スリランカのタミル人の今後を憂う
ここ数日、日本でもさかんに報道されはじめたように、スリランカの内戦は今重大な局面を迎えています。25年以上にわたる内戦で、タミル人地域の分離独立を目指し、政府軍と対立してきた主役であった軍事組織L.T.T.E.(タミル=イーラム解放の虎)が、政府軍により3キロメートル四方の範囲にまで追い込まれて、スリランカ大統領もL.T.T.E.の制圧を宣言しました。なおもL.T.T.E.の幹部らはこの地域に立てこもっているとみられますが、集団自殺を図るつもりだとの報道も出ています。L.T.T.E.側の発表では、一般住民の安全の確保のためにできることはする、安全な地域への移動を許可する考えであると言っていますが、一般人を盾にして立てこもっているとの情報もあり、一般住民への被害が心配されます。何とか戦闘地帯から脱出した人々も今後の生活は非常に厳しいものになることでしょう。

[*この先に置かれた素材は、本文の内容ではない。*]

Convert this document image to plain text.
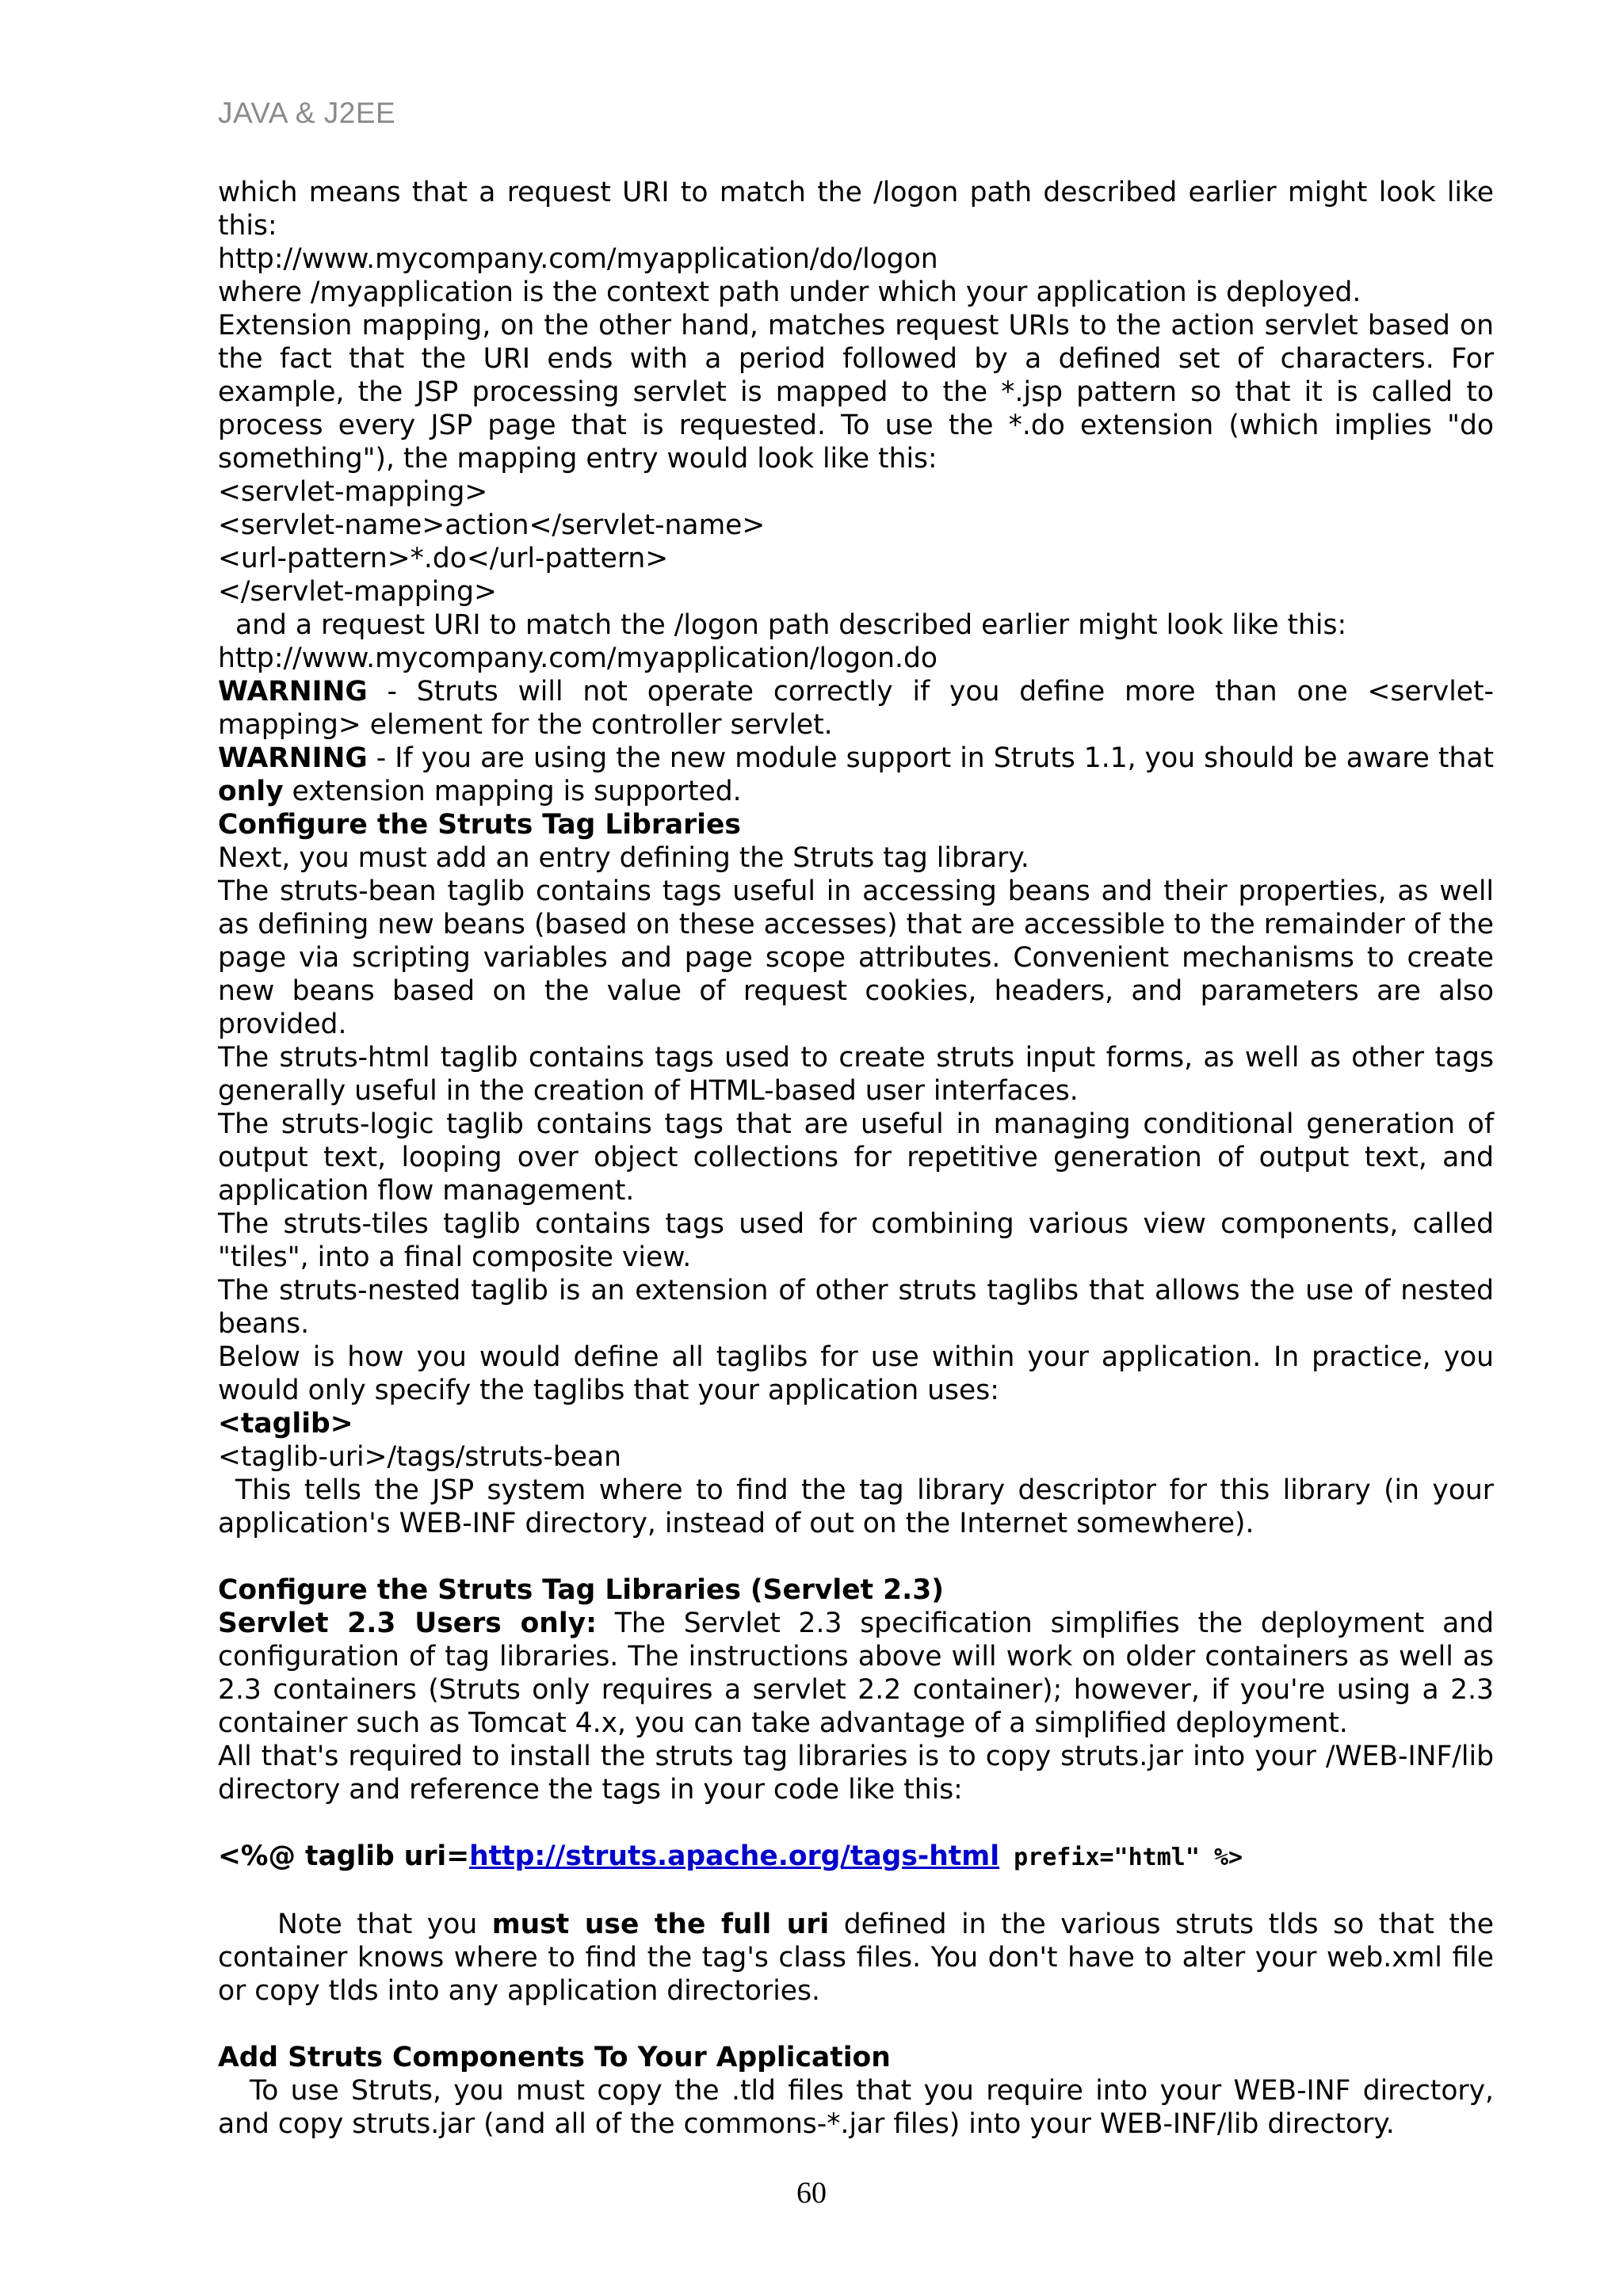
JAVA & J2EE

which means that a request URI to match the /logon path described earlier might look like this:

http://www.mycompany.com/myapplication/do/logon

where /myapplication is the context path under which your application is deployed.

Extension mapping, on the other hand, matches request URIs to the action servlet based on the fact that the URI ends with a period followed by a defined set of characters. For example, the JSP processing servlet is mapped to the *.jsp pattern so that it is called to process every JSP page that is requested. To use the *.do extension (which implies "do something"), the mapping entry would look like this:

<servlet-mapping>

<servlet-name>action</servlet-name>

<url-pattern>*.do</url-pattern>

</servlet-mapping>

and a request URI to match the /logon path described earlier might look like this:

http://www.mycompany.com/myapplication/logon.do

WARNING - Struts will not operate correctly if you define more than one <servlet-mapping> element for the controller servlet.

WARNING - If you are using the new module support in Struts 1.1, you should be aware that only extension mapping is supported.

Configure the Struts Tag Libraries

Next, you must add an entry defining the Struts tag library.

The struts-bean taglib contains tags useful in accessing beans and their properties, as well as defining new beans (based on these accesses) that are accessible to the remainder of the page via scripting variables and page scope attributes. Convenient mechanisms to create new beans based on the value of request cookies, headers, and parameters are also provided.

The struts-html taglib contains tags used to create struts input forms, as well as other tags generally useful in the creation of HTML-based user interfaces.

The struts-logic taglib contains tags that are useful in managing conditional generation of output text, looping over object collections for repetitive generation of output text, and application flow management.

The struts-tiles taglib contains tags used for combining various view components, called "tiles", into a final composite view.

The struts-nested taglib is an extension of other struts taglibs that allows the use of nested beans.

Below is how you would define all taglibs for use within your application. In practice, you would only specify the taglibs that your application uses:

<taglib>

<taglib-uri>/tags/struts-bean

This tells the JSP system where to find the tag library descriptor for this library (in your application's WEB-INF directory, instead of out on the Internet somewhere).

Configure the Struts Tag Libraries (Servlet 2.3)

Servlet 2.3 Users only: The Servlet 2.3 specification simplifies the deployment and configuration of tag libraries. The instructions above will work on older containers as well as 2.3 containers (Struts only requires a servlet 2.2 container); however, if you're using a 2.3 container such as Tomcat 4.x, you can take advantage of a simplified deployment.

All that's required to install the struts tag libraries is to copy struts.jar into your /WEB-INF/lib directory and reference the tags in your code like this:

<%@ taglib uri=http://struts.apache.org/tags-html prefix="html" %>

Note that you must use the full uri defined in the various struts tlds so that the container knows where to find the tag's class files. You don't have to alter your web.xml file or copy tlds into any application directories.

Add Struts Components To Your Application

To use Struts, you must copy the .tld files that you require into your WEB-INF directory, and copy struts.jar (and all of the commons-*.jar files) into your WEB-INF/lib directory.

60
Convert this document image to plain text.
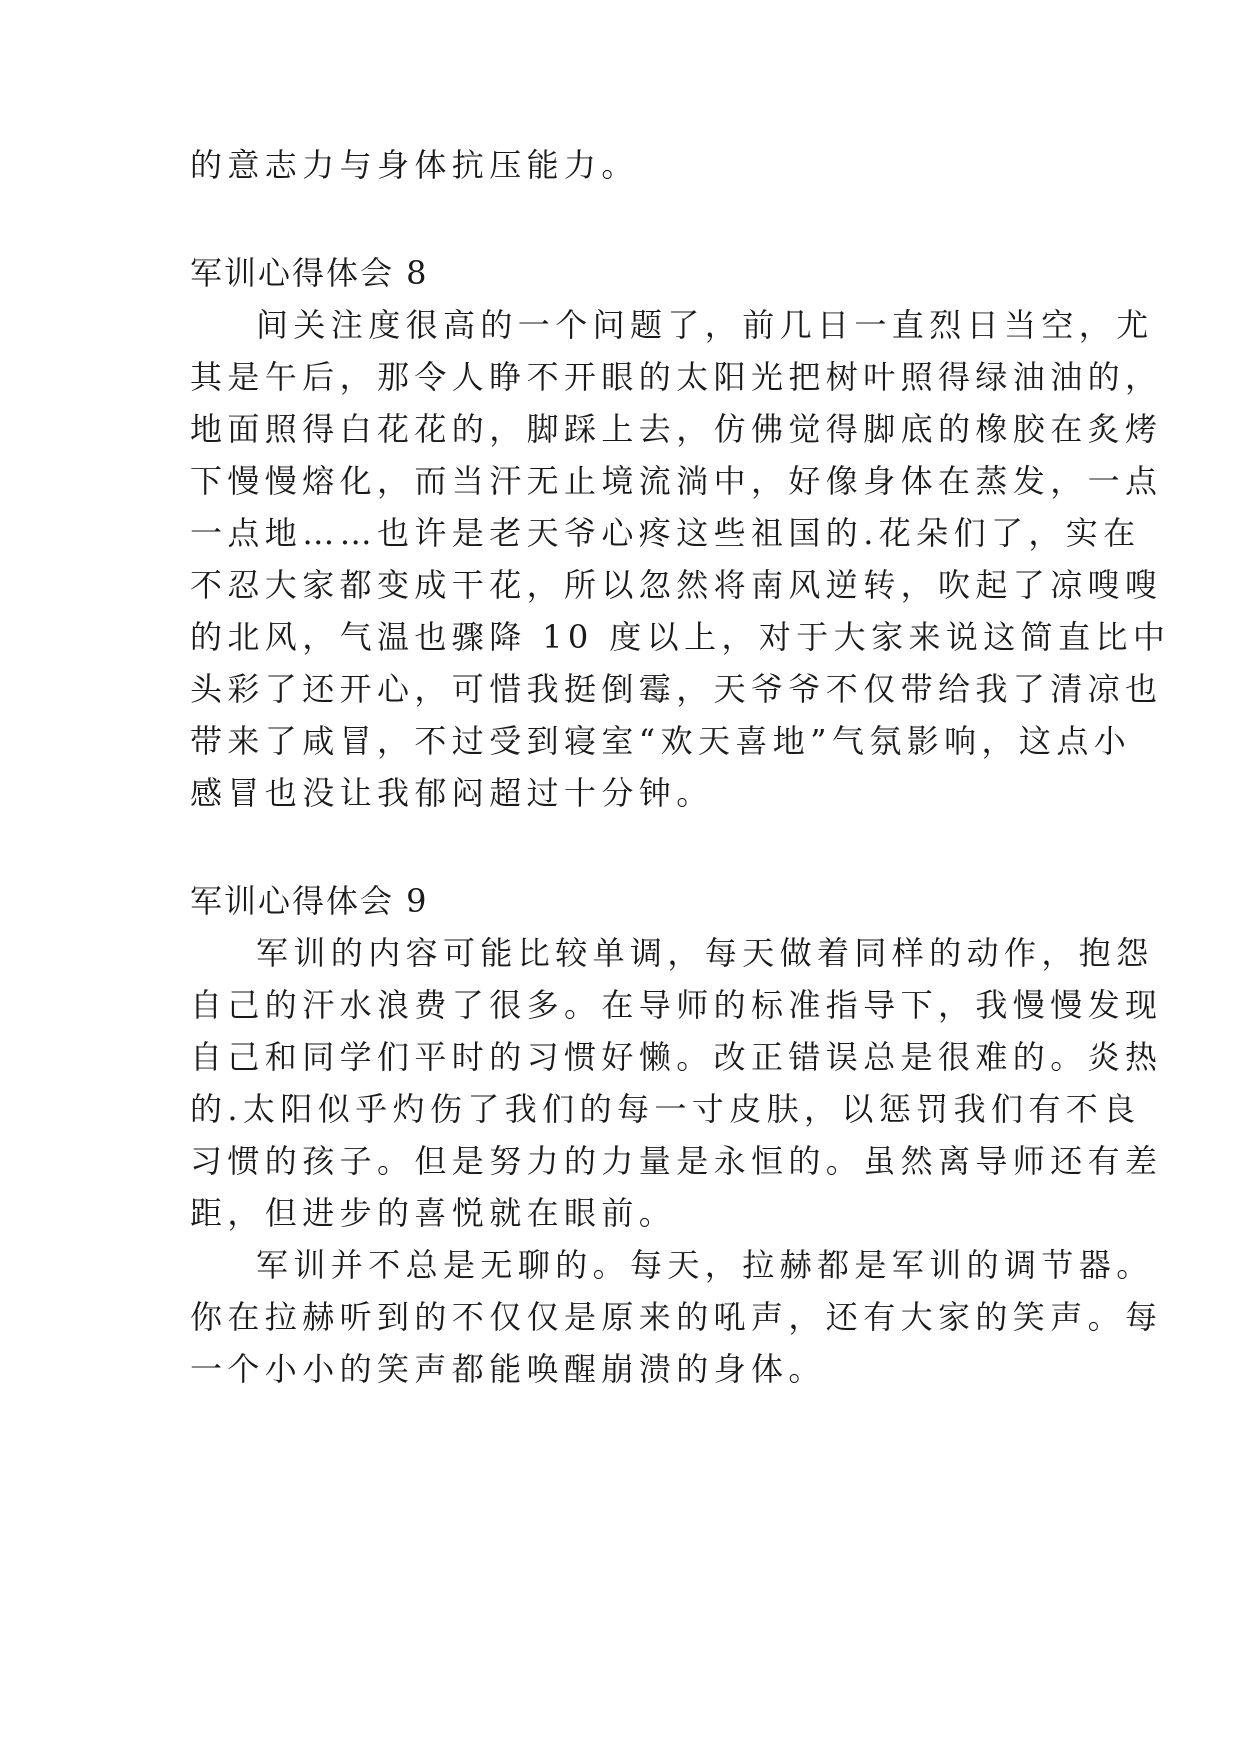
的意志力与身体抗压能力。
军训心得体会 8
间关注度很高的一个问题了，前几日一直烈日当空，尤
其是午后，那令人睁不开眼的太阳光把树叶照得绿油油的，
地面照得白花花的，脚踩上去，仿佛觉得脚底的橡胶在炙烤
下慢慢熔化，而当汗无止境流淌中，好像身体在蒸发，一点
一点地……也许是老天爷心疼这些祖国的.花朵们了，实在
不忍大家都变成干花，所以忽然将南风逆转，吹起了凉嗖嗖
的北风，气温也骤降 10 度以上，对于大家来说这简直比中
头彩了还开心，可惜我挺倒霉，天爷爷不仅带给我了清凉也
带来了咸冒，不过受到寝室“欢天喜地”气氛影响，这点小
感冒也没让我郁闷超过十分钟。
军训心得体会 9
军训的内容可能比较单调，每天做着同样的动作，抱怨
自己的汗水浪费了很多。在导师的标准指导下，我慢慢发现
自己和同学们平时的习惯好懒。改正错误总是很难的。炎热
的.太阳似乎灼伤了我们的每一寸皮肤，以惩罚我们有不良
习惯的孩子。但是努力的力量是永恒的。虽然离导师还有差
距，但进步的喜悦就在眼前。
军训并不总是无聊的。每天，拉赫都是军训的调节器。
你在拉赫听到的不仅仅是原来的吼声，还有大家的笑声。每
一个小小的笑声都能唤醒崩溃的身体。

日本政府は、戦闘地域からの避難民支援のため、国際移住機関(IOM)への資金拠出を決定しました。しかし、つい先日も、日本の入国管理局収容施設に収容されているスリランカのタミル人の手紙を翻訳したのですが、難民申請を行なっている彼のようなスリランカのタミル人に、日本政府はどのように答えるのでしょうか。
戦闘は終結したとしても、内戦に振り回された人々の生活はそう簡単には改善することはないでしょう。力による「解決」がもたらすものは、決して本当の意味の平和ではないはずです(www.parcic.org/sri_lanka/srilanka_repo/2009.04.22.html参照)。
ともかく、今緊急に求められているのは、この数ヶ月の戦闘の激化で増加した避難民の人々への生活援助です。もしご支援いただけるなら、スリランカでの難民支援活動を長らく続けてきた国連難民高等弁務官事務所などがいいのではないかと思います。日本では、国連UNHCR協会が受け皿となっています。www.japanforunhcr.org/act/a_asia.html#sri
また、スリランカ北部の住民生活支援を続けてきたNPOパルシック(PARCIC)もよいかもしれません。www.parcic.org/index.html
戦禍で苦しむ普通の人々の生活に少しでも光が差し込むように、わずかでもご支援いただけましたら、ありがたく存じます。